Kurotschka Peter K, Hemkeppler Juliane, Gierszewski David, Ghirotto Luca, Gágyor Ildikó
Department of General Practice, University Hospital Wurzburg, Wurzburg, Germany
Department of General Practice, University Hospital Wurzburg, Wurzburg, Germany.
BJGP Open. 2024 Oct 29;8(3). doi: 10.3399/BJGPO.2023.0224. Print 2024 Oct.
To be effective, interventions aimed at increasing the appropriateness of antibiotic use in primary care should consider the perspectives of prescribing physicians.
To explore the decision making of general practitioners (GPs) when managing uncomplicated urinary tract infections (uUTIs) in women.
DESIGN & SETTING: A qualitative study using semi-structured interviews with 22 GPs in Bavaria and Baden-Württemberg (southern Germany).
Verbatim transcripts were analysed through inductive qualitative content analysis.
We generated the following three main themes: factors facilitating the decision making; factors complicating the decision making; and consultation modalities.
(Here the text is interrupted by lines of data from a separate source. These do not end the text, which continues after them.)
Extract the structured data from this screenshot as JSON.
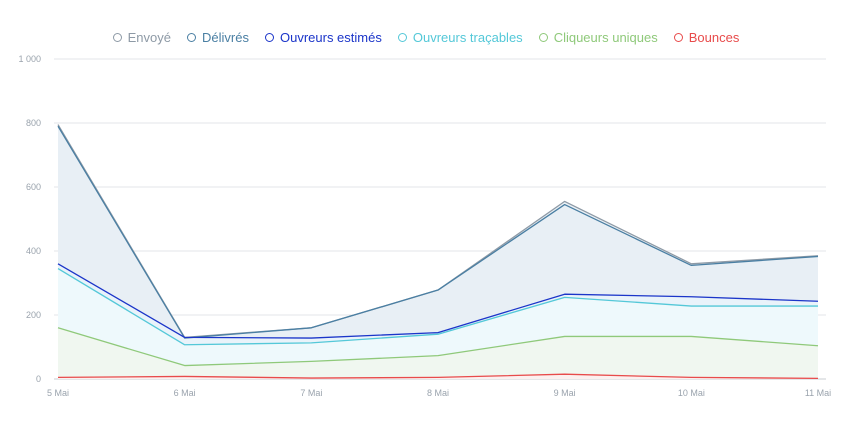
{
  "chart_data": {
    "type": "area",
    "title": "",
    "xlabel": "",
    "ylabel": "",
    "categories": [
      "5 Mai",
      "6 Mai",
      "7 Mai",
      "8 Mai",
      "9 Mai",
      "10 Mai",
      "11 Mai"
    ],
    "y_tick_labels": [
      "0",
      "200",
      "400",
      "600",
      "800",
      "1 000"
    ],
    "ylim": [
      0,
      1000
    ],
    "grid": true,
    "legend_position": "top-center",
    "series": [
      {
        "name": "Envoyé",
        "values": [
          795,
          130,
          160,
          278,
          555,
          360,
          385
        ],
        "color": "#8e9aa6",
        "fill": "#e7eef5"
      },
      {
        "name": "Délivrés",
        "values": [
          790,
          128,
          160,
          278,
          545,
          355,
          383
        ],
        "color": "#4a7fa3",
        "fill": "#e7eef5"
      },
      {
        "name": "Ouvreurs estimés",
        "values": [
          360,
          130,
          128,
          145,
          265,
          257,
          243
        ],
        "color": "#1b35c9",
        "fill": "#e9f3fa"
      },
      {
        "name": "Ouvreurs traçables",
        "values": [
          345,
          107,
          113,
          140,
          255,
          228,
          228
        ],
        "color": "#54c8d8",
        "fill": "#eef9fb"
      },
      {
        "name": "Cliqueurs uniques",
        "values": [
          160,
          42,
          55,
          73,
          133,
          133,
          104
        ],
        "color": "#8fc97a",
        "fill": "#f0f7ed"
      },
      {
        "name": "Bounces",
        "values": [
          5,
          8,
          3,
          5,
          15,
          5,
          2
        ],
        "color": "#e84b4b",
        "fill": "#fdeeee"
      }
    ]
  }
}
According to participants, following evidence-based recommendations makes the prescription decision smoother. GPs' and patients' prior experiences and beliefs guides decisions towards certain antibiotics, even if those experiences and beliefs contradict evidence-based recommendations. Patient expectations and demands also condition antibiotic prescribing, favouring it. Organisational constraints, such as time pressure, the day of the week (for example, before weekends), and a lower cost of antibiotics for patients than alternative treatments favour the decision to prescribe antibiotics. Diagnostic and prognostic uncertainty complicates decision making, as does scepticism towards evidence-based recommendations. Discordance within the patient-doctor relationship contributed to this complexity. Regarding consultation modalities, a more in-depth consultation and shared decision making were seen as helpful in this process.
We identified different factors as intervening against or for a straightforward management decision when dealing with women with uUTIs. They reveal the complexity behind the GPs' decision making. Providing GPs with easy-to-apply guidance while removing economic constraints to allocate sufficient consultation time, and supporting shared decision making may help GPs appropriately manage uUTIs in women.
为使干预措施有效,旨在提高基层医疗中抗生素使用合理性的干预措施应考虑开处方医生的观点。
探讨全科医生(GPs)在处理女性单纯性尿路感染(uUTIs)时的决策过程。
一项定性研究,对德国南部巴伐利亚州和巴登 - 符腾堡州的22名全科医生进行半结构化访谈。
通过归纳定性内容分析法对逐字记录进行分析。
我们得出以下三个主要主题:促进决策的因素;使决策复杂化的因素;以及咨询方式。根据参与者的说法,遵循循证建议可使处方决策更加顺利。全科医生和患者先前的经验和信念会引导他们选择某些抗生素,即使这些经验和信念与循证建议相矛盾。患者的期望和需求也会影响抗生素的处方,促使医生开处方。组织限制因素,如时间压力、一周中的日子(例如周末前)以及抗生素对患者来说比替代治疗成本更低,都有利于做出开抗生素的决定。诊断和预后的不确定性使决策变得复杂,对循证建议的怀疑也是如此。医患关系中的不一致加剧了这种复杂性。关于咨询方式,更深入的咨询和共同决策在这个过程中被认为是有帮助的。
我们确定了在处理患有uUTIs的女性时,有不同因素阻碍或支持直接的管理决策。它们揭示了全科医生决策背后的复杂性。为全科医生提供易于应用的指导,消除经济限制以分配足够的咨询时间,并支持共同决策,可能有助于全科医生恰当地处理女性的uUTIs。